What this calculator does
This tool evaluates a continued fraction with constant terms: a continued fraction of the form \(f = b_0 + a/(b + a/(b + a/(b + \cdots)))\) where every partial numerator equals the same value \(a\) (your \(a_n\)) and every partial denominator equals the same value \(b\) (your \(b_n\)). The leading term \(b_0\) sits outside the fraction. It is a pure-mathematics tool and works the same everywhere.
How to use it
Enter the initial term b0, the constant numerator a_n, the constant denominator b_n, and the number of nested levels n (up to 1000). The calculator returns the truncated value \(f_n\) and a table of the early convergents \(f_1, f_2, f_3 \ldots\) so you can watch them settle on the limit.
The formula explained
The value is computed with a numerically stable backward (bottom-up) recurrence. Start at the innermost level with \(t = b\). Then for \(k\) from \(n\) down to 2, set \(t = b + a/t\). Finally \(f_n = b_0 + a/t\). The convergents table instead uses the classic Wallis recurrence \(h_m = b \cdot h_{m-1} + a \cdot h_{m-2}\) and \(k_m = b \cdot k_{m-1} + a \cdot k_{m-2}\), giving \(f_m = h_m/k_m\).
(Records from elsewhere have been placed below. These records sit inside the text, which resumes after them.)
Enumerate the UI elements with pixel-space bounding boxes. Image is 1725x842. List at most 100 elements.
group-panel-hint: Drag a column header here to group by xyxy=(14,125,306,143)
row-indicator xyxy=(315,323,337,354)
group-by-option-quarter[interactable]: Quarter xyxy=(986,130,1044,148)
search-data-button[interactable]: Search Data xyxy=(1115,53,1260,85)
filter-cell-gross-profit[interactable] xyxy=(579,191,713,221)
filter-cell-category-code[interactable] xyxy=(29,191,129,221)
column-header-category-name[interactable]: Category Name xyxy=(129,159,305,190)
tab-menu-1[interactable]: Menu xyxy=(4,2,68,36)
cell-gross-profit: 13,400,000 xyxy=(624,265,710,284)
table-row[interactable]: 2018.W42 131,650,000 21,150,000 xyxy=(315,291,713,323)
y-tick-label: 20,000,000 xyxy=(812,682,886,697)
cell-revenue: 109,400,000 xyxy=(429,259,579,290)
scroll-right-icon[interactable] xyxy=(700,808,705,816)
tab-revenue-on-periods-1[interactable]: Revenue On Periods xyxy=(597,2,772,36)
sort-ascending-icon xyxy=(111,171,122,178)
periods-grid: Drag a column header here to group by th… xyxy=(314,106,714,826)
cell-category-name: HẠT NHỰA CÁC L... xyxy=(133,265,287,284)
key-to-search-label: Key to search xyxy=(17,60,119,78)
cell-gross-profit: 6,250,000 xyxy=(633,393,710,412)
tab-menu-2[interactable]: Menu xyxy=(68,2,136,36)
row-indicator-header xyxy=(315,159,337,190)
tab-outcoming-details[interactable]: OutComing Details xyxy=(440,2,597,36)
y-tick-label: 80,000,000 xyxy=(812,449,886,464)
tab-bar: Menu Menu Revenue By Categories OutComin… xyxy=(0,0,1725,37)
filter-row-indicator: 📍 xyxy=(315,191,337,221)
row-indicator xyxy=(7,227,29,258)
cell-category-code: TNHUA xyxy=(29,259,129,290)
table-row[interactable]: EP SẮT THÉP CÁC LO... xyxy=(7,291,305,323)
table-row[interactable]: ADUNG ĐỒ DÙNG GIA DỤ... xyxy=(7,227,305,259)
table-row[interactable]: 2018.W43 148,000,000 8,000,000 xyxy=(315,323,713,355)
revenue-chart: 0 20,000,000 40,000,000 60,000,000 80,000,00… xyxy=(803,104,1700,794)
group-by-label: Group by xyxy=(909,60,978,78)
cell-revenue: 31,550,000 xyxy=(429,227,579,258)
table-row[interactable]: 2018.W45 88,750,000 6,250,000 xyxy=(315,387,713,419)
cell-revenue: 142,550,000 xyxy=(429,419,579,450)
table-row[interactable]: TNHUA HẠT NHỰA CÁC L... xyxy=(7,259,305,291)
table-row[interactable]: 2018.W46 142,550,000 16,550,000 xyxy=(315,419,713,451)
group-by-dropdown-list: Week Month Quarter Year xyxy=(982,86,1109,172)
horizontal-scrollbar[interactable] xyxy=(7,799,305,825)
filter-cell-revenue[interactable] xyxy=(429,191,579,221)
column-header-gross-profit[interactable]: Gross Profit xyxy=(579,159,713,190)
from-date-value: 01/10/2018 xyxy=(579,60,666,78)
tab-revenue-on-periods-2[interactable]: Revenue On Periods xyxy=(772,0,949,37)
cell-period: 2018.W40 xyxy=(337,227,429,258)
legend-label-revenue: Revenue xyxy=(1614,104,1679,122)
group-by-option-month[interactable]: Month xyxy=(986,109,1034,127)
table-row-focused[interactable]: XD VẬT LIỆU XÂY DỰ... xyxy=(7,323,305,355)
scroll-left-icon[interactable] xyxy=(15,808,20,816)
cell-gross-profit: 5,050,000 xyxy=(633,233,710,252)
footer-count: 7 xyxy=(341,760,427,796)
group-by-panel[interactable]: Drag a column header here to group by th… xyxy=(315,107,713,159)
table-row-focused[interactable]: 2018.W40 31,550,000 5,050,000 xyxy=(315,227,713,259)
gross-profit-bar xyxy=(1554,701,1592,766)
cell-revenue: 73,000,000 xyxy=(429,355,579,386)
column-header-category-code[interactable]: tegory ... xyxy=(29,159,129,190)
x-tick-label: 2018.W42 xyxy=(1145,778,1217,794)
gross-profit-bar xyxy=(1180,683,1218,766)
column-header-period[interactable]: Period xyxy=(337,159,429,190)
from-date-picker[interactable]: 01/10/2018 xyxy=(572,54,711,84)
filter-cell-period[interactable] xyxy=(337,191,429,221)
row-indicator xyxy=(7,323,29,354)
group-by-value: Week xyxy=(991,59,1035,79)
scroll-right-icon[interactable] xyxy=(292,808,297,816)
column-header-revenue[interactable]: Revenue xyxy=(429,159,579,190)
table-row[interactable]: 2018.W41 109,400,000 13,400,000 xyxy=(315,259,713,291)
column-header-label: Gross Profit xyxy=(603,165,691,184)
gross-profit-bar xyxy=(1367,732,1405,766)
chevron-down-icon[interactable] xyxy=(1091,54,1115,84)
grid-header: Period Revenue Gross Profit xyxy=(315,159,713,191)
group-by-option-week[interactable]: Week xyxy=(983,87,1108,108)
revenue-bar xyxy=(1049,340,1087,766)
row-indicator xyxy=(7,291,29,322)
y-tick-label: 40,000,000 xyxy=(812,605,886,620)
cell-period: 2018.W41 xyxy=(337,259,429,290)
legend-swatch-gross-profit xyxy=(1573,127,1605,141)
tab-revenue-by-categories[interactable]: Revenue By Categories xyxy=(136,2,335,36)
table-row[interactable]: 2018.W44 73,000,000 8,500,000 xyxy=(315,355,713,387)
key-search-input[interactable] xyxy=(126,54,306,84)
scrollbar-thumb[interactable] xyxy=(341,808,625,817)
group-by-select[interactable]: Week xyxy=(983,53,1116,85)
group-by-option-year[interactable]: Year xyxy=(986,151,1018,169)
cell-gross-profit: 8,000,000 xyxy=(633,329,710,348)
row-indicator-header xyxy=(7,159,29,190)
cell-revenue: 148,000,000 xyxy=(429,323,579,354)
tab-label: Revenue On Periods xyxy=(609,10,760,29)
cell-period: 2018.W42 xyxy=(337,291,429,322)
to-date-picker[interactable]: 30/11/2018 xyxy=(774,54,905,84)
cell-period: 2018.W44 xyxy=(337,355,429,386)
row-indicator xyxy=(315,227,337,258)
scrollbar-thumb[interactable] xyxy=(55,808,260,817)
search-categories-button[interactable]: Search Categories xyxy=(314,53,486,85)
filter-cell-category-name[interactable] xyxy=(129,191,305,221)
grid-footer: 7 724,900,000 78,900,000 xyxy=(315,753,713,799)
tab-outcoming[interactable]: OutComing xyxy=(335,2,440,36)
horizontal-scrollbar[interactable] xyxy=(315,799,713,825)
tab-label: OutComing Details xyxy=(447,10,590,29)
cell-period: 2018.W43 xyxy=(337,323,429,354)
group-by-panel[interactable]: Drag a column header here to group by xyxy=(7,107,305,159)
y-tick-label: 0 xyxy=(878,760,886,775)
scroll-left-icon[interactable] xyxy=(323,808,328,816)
When the fraction converges, the limit equals $$f = b_0 + \cfrac{-b + \sqrt{b^2 + 4a}}{2}$$
Worked example
Take \(b_0 = 1\), \(a_n = 1\), \(b_n = 2\), \(n = 10\). The backward recurrence runs $$t = 2 \to 2.5 \to 2.4 \to 2.41667 \to \cdots \to 2.41421,$$ and \(f_{10} = 1 + 1/t \approx 1.41421356\), which is the square root of 2. Indeed $$1 + \cfrac{1}{2 + \cfrac{1}{2 + \cdots}} = \sqrt{2}.$$
FAQ
What if it does not converge? If an intermediate denominator becomes exactly 0, or \(b^2 + 4a < 0\), the value may be undefined or oscillate; the calculator reports "undefined" in that case.
Why a constant a_n and b_n? Many famous constants arise this way: \(a=1\), \(b=1\) gives the golden ratio \(1.6180339887\); \(a=1\), \(b=2\) gives \(\sqrt{2}\). A constant tail has a simple quadratic limit.
How accurate is f_n? For constant terms convergence is geometric, so a few dozen terms usually reach full double precision.